Abstract

ABSTRACT: In this essay I juxtapose Newman and Kierkegaard as two examples of 19th-century prophetic discourse diagnosing and lamenting what both take to be an evacuation of historical Christianity and its substitution by a rationalist counterfeit accommodated to the prestige of reason and its protocols. In both cases the unveiling of the counterfeit is not one feature among others, but definitional of both of their work from beginning to end. In both cases also it is not simply that they question a particular epistemological position, but uncover the ravages down to Christianity at a societal level by what is nothing less than a newly emergent social imaginary. Given the relative transparency of his discourse in Newman's case it is fairly easy to isolate some of the more basic features of this rationalist surrogate. These include the rejection of doctrine and tradition, the avoidance of any sense of divine otherness, and a depiction of human being as fundamentally twisted and stunted because of sin. In Kierkegaard's case the species of rationalism he calls out betrays his continental context. While Kierkegaard calls out the damage caused to Christianity by the infiltration of the scientific method, he is more exercised by the mode of speculative reason advanced by German Idealism in general and Hegel in particular.

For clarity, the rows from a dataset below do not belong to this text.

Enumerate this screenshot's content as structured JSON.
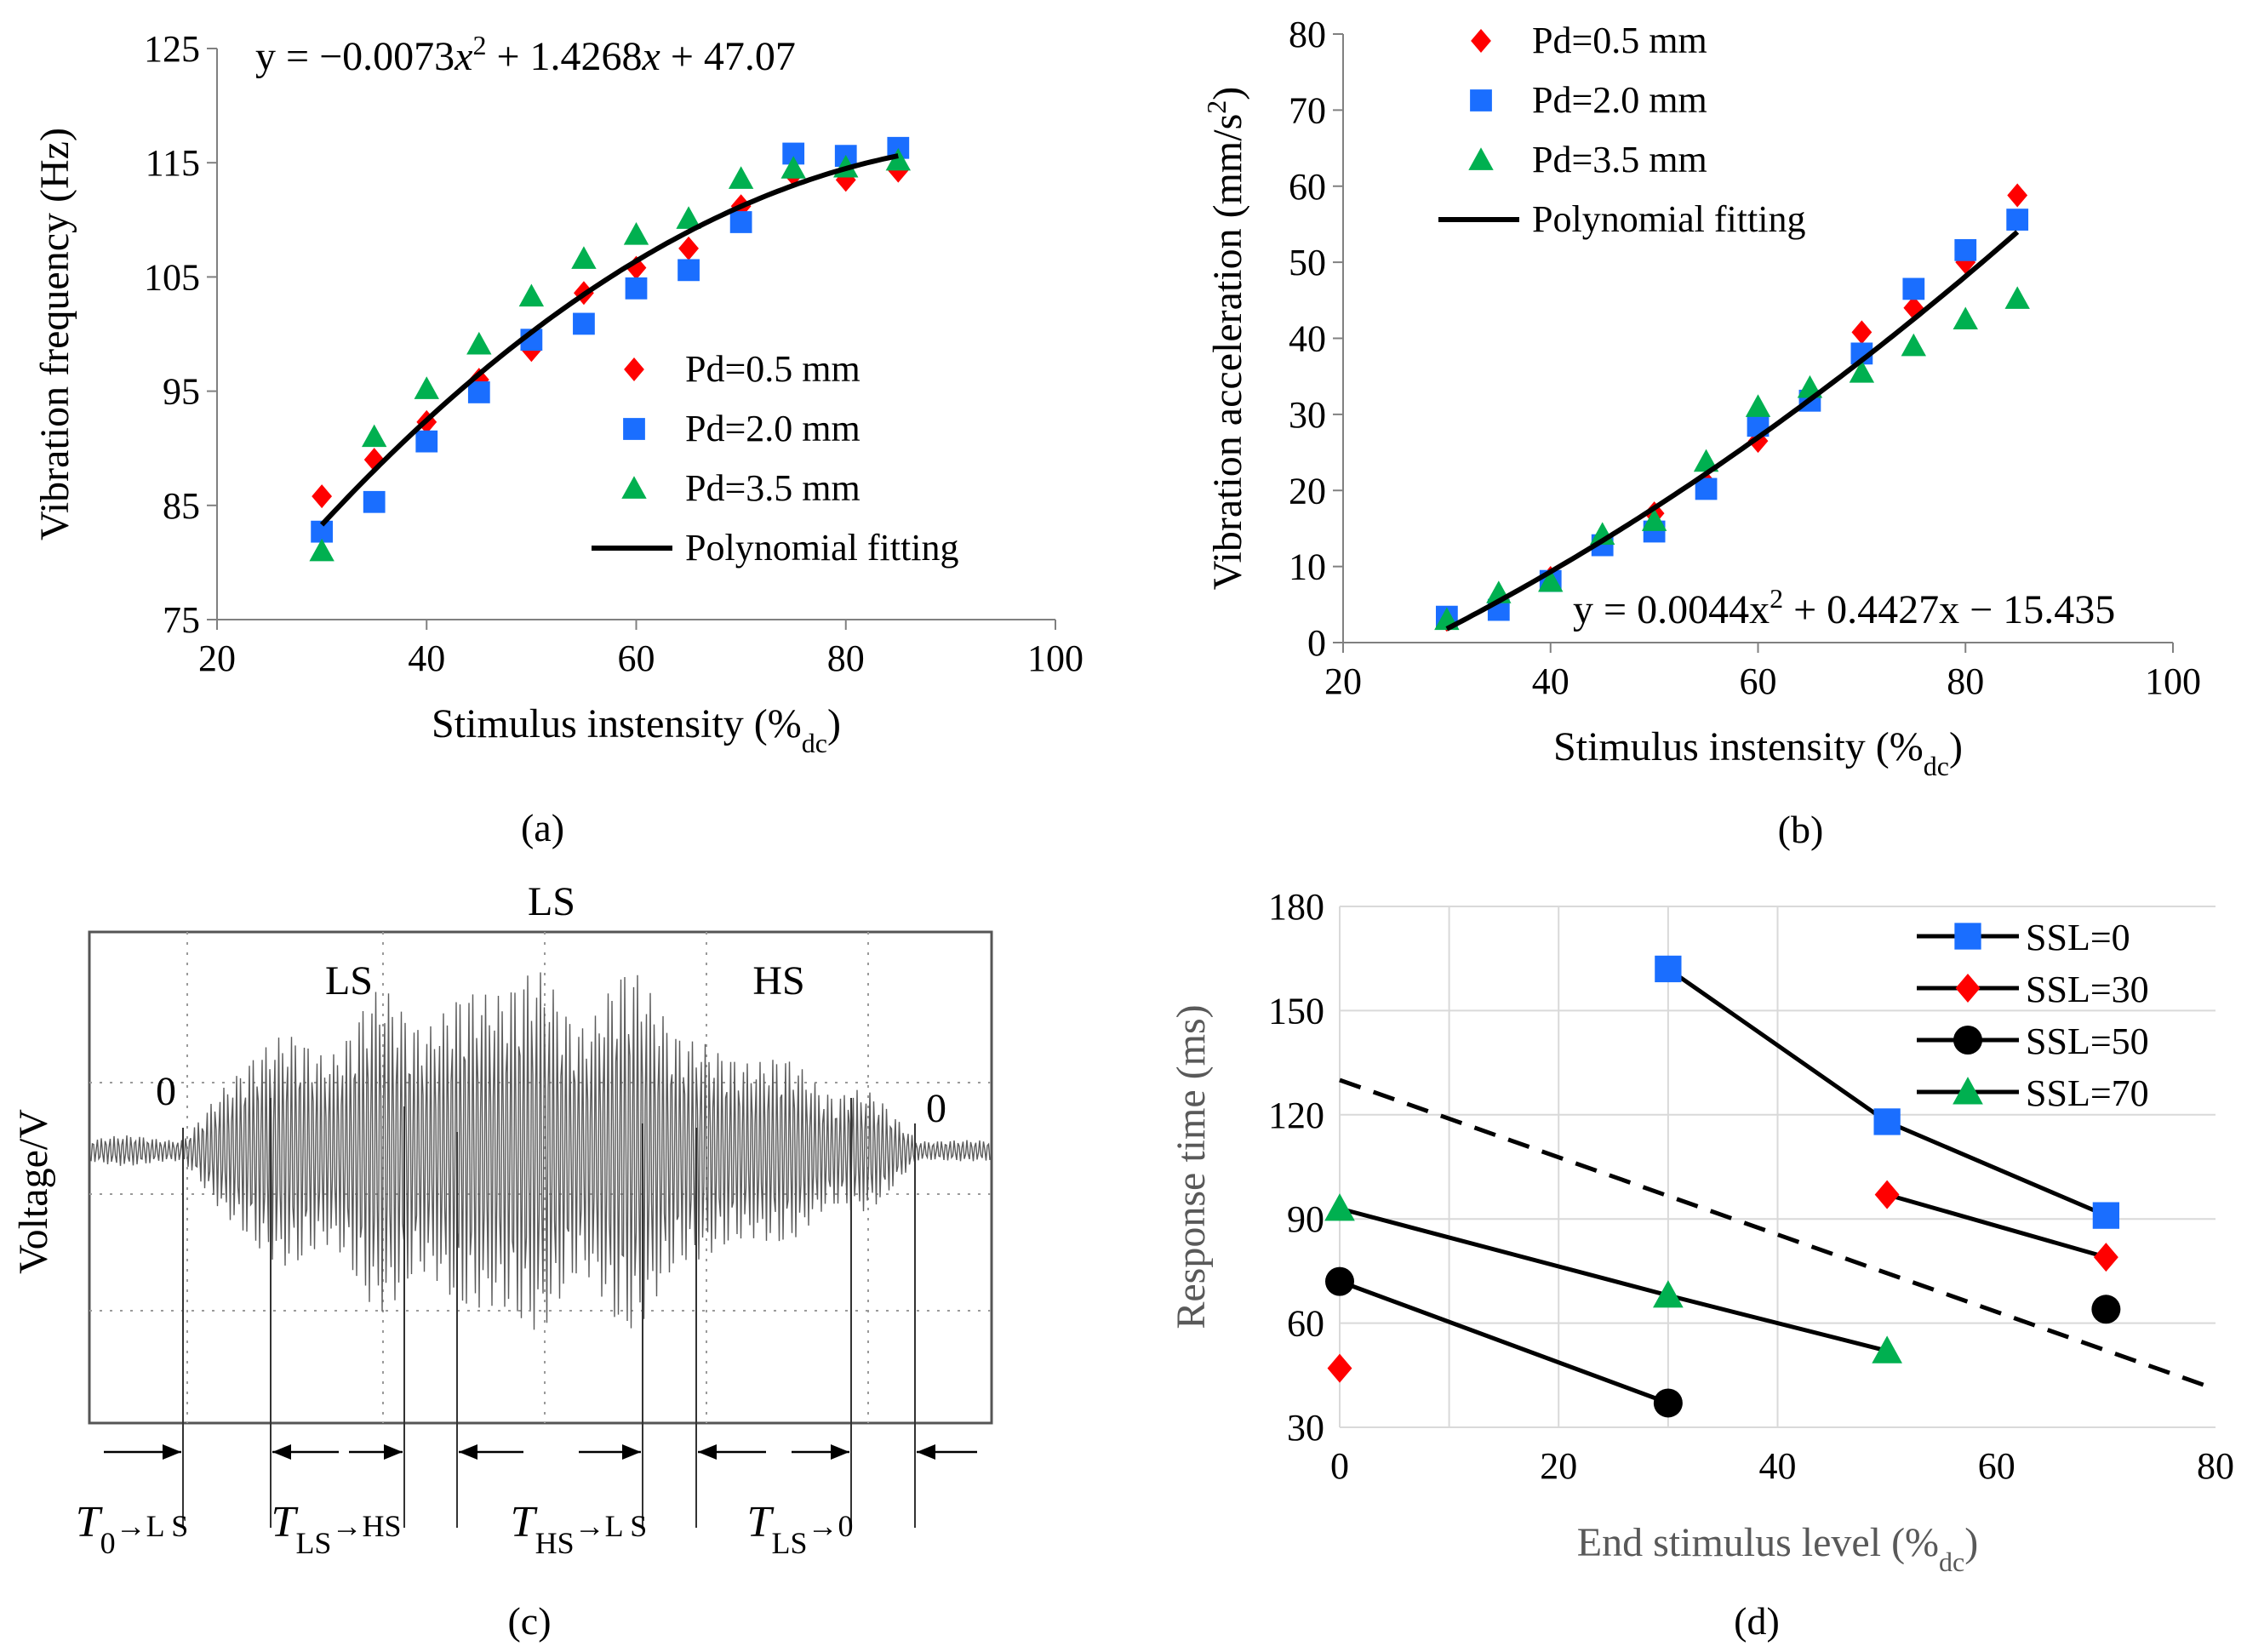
{
  "chart_data": [
    {
      "id": "a",
      "type": "scatter",
      "caption": "(a)",
      "equation": {
        "prefix": "y = −0.0073",
        "x1": "x",
        "sup": "2",
        "mid": " + 1.4268",
        "x2": "x",
        "suffix": " + 47.07"
      },
      "xlabel": "Stimulus instensity (%",
      "xlabel_sub": "dc",
      "xlabel_end": ")",
      "ylabel": "Vibration frequency (Hz)",
      "xlim": [
        20,
        100
      ],
      "ylim": [
        75,
        125
      ],
      "xticks": [
        "20",
        "40",
        "60",
        "80",
        "100"
      ],
      "yticks": [
        "75",
        "85",
        "95",
        "105",
        "115",
        "125"
      ],
      "x": [
        30,
        35,
        40,
        45,
        50,
        55,
        60,
        65,
        70,
        75,
        80,
        85
      ],
      "series": [
        {
          "name": "Pd=0.5 mm",
          "marker": "diamond",
          "color": "#ff0000",
          "values": [
            85.8,
            89.0,
            92.3,
            96.0,
            98.6,
            103.6,
            105.8,
            107.5,
            111.2,
            114.0,
            113.5,
            114.3
          ]
        },
        {
          "name": "Pd=2.0 mm",
          "marker": "square",
          "color": "#1a6eff",
          "values": [
            82.7,
            85.3,
            90.6,
            94.9,
            99.5,
            100.9,
            104.0,
            105.6,
            109.8,
            115.8,
            115.6,
            116.3
          ]
        },
        {
          "name": "Pd=3.5 mm",
          "marker": "triangle",
          "color": "#00b050",
          "values": [
            81.0,
            91.0,
            95.2,
            99.1,
            103.3,
            106.6,
            108.7,
            110.1,
            113.6,
            114.5,
            114.6,
            115.2
          ]
        }
      ],
      "fit": {
        "name": "Polynomial fitting",
        "a": -0.0073,
        "b": 1.4268,
        "c": 47.07,
        "xmin": 30,
        "xmax": 85
      }
    },
    {
      "id": "b",
      "type": "scatter",
      "caption": "(b)",
      "equation": {
        "prefix": "y = 0.0044x",
        "sup": "2",
        "suffix": " + 0.4427x − 15.435"
      },
      "xlabel": "Stimulus instensity (%",
      "xlabel_sub": "dc",
      "xlabel_end": ")",
      "ylabel": "Vibration acceleration (mm/s",
      "ylabel_sup": "2",
      "ylabel_end": ")",
      "xlim": [
        20,
        100
      ],
      "ylim": [
        0,
        80
      ],
      "xticks": [
        "20",
        "40",
        "60",
        "80",
        "100"
      ],
      "yticks": [
        "0",
        "10",
        "20",
        "30",
        "40",
        "50",
        "60",
        "70",
        "80"
      ],
      "x": [
        30,
        35,
        40,
        45,
        50,
        55,
        60,
        65,
        70,
        75,
        80,
        85
      ],
      "series": [
        {
          "name": "Pd=0.5 mm",
          "marker": "diamond",
          "color": "#ff0000",
          "values": [
            3.0,
            4.5,
            8.5,
            13.0,
            17.0,
            21.0,
            26.5,
            32.0,
            40.8,
            44.0,
            50.0,
            58.8
          ]
        },
        {
          "name": "Pd=2.0 mm",
          "marker": "square",
          "color": "#1a6eff",
          "values": [
            3.4,
            4.3,
            8.1,
            12.8,
            14.6,
            20.2,
            28.5,
            31.8,
            38.0,
            46.5,
            51.6,
            55.6
          ]
        },
        {
          "name": "Pd=3.5 mm",
          "marker": "triangle",
          "color": "#00b050",
          "values": [
            3.0,
            6.5,
            8.0,
            14.2,
            16.0,
            23.8,
            31.0,
            33.5,
            35.5,
            39.0,
            42.5,
            45.2
          ]
        }
      ],
      "fit": {
        "name": "Polynomial fitting",
        "a": 0.0044,
        "b": 0.4427,
        "c": -15.435,
        "xmin": 30,
        "xmax": 85
      }
    },
    {
      "id": "c",
      "type": "line",
      "caption": "(c)",
      "ylabel": "Voltage/V",
      "title": "LS",
      "segment_labels": [
        "0",
        "LS",
        "HS",
        "0"
      ],
      "transitions": [
        {
          "T": "T",
          "from": "0",
          "to": "L S"
        },
        {
          "T": "T",
          "from": "LS",
          "to": "HS"
        },
        {
          "T": "T",
          "from": "HS",
          "to": "L S"
        },
        {
          "T": "T",
          "from": "LS",
          "to": "0"
        }
      ],
      "arrow": "→"
    },
    {
      "id": "d",
      "type": "line",
      "caption": "(d)",
      "xlabel": "End stimulus level (%",
      "xlabel_sub": "dc",
      "xlabel_end": ")",
      "ylabel": "Response time (ms)",
      "xlim": [
        0,
        80
      ],
      "ylim": [
        30,
        180
      ],
      "xticks": [
        "0",
        "20",
        "40",
        "60",
        "80"
      ],
      "yticks": [
        "30",
        "60",
        "90",
        "120",
        "150",
        "180"
      ],
      "series": [
        {
          "name": "SSL=0",
          "marker": "square",
          "color": "#1a6eff",
          "points": [
            [
              30,
              162
            ],
            [
              50,
              118
            ],
            [
              70,
              91
            ]
          ],
          "line": [
            [
              30,
              162
            ],
            [
              50,
              118
            ],
            [
              70,
              91
            ]
          ]
        },
        {
          "name": "SSL=30",
          "marker": "diamond",
          "color": "#ff0000",
          "points": [
            [
              0,
              47
            ],
            [
              50,
              97
            ],
            [
              70,
              79
            ]
          ],
          "line": [
            [
              50,
              97
            ],
            [
              70,
              79
            ]
          ]
        },
        {
          "name": "SSL=50",
          "marker": "circle",
          "color": "#000000",
          "points": [
            [
              0,
              72
            ],
            [
              30,
              37
            ],
            [
              70,
              64
            ]
          ],
          "line": [
            [
              0,
              72
            ],
            [
              30,
              37
            ]
          ]
        },
        {
          "name": "SSL=70",
          "marker": "triangle",
          "color": "#00b050",
          "points": [
            [
              0,
              93
            ],
            [
              30,
              68
            ],
            [
              50,
              52
            ]
          ],
          "line": [
            [
              0,
              93
            ],
            [
              30,
              68
            ],
            [
              50,
              52
            ]
          ]
        }
      ],
      "dashed_line": [
        [
          0,
          130
        ],
        [
          80,
          41
        ]
      ]
    }
  ]
}
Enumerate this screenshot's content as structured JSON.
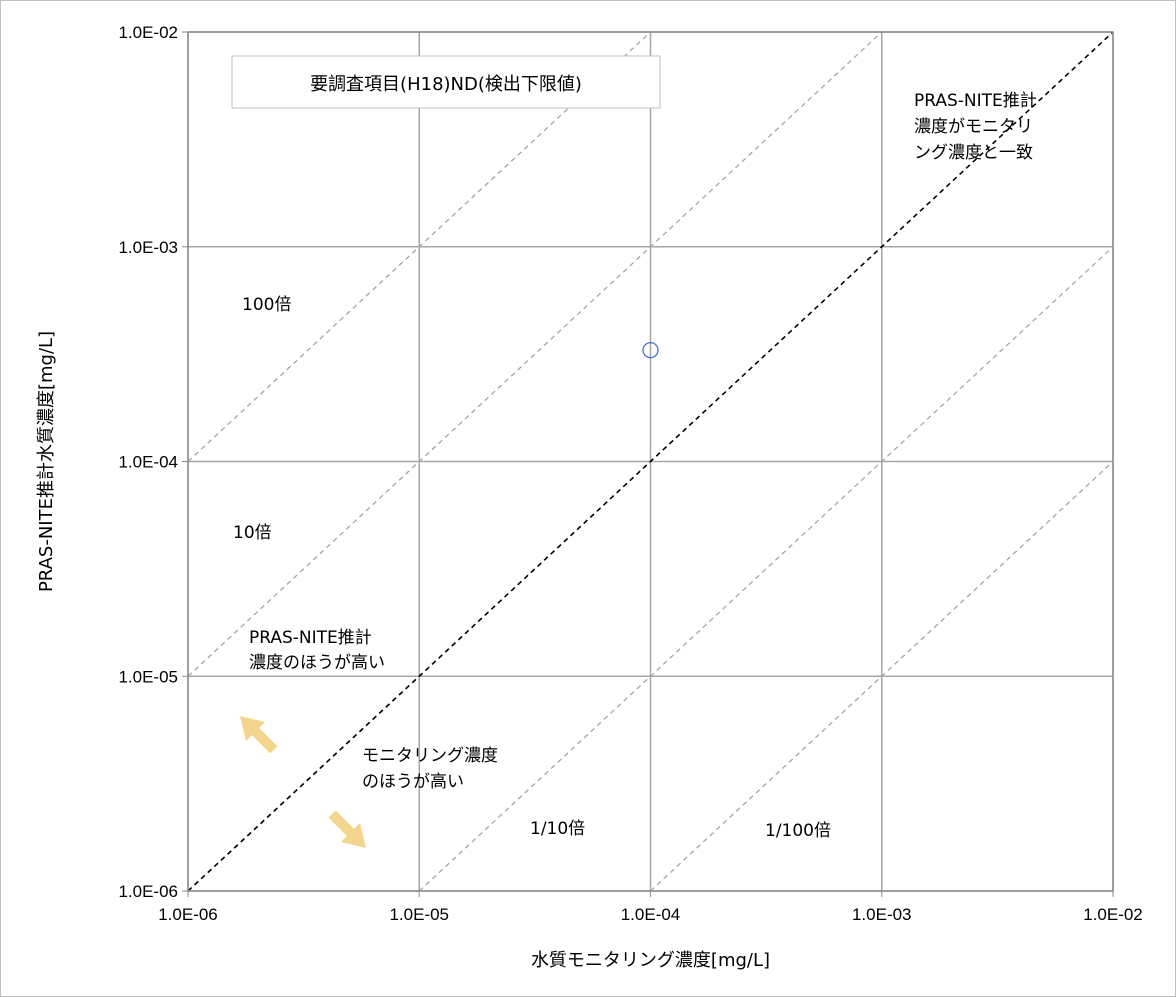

In contrast, Newman is troubled by the procedural mode of rationality that has come to be hegemonic and that is largely a Lockean inheritance. In addition to this formal correspondence, there are also substantive overlaps in terms of what aspects of Christianity need to be recovered. Given Kierkegaard's Lutheran backdrop it makes sense that he is not motivated as Newman is in recovering Christian doctrine and tradition. His focus is on recovery the total otherness of God who is received in fear and trembling by human beings doubly incapacitated, first by their creaturehood, second, by their sinfulness that goes all the way down.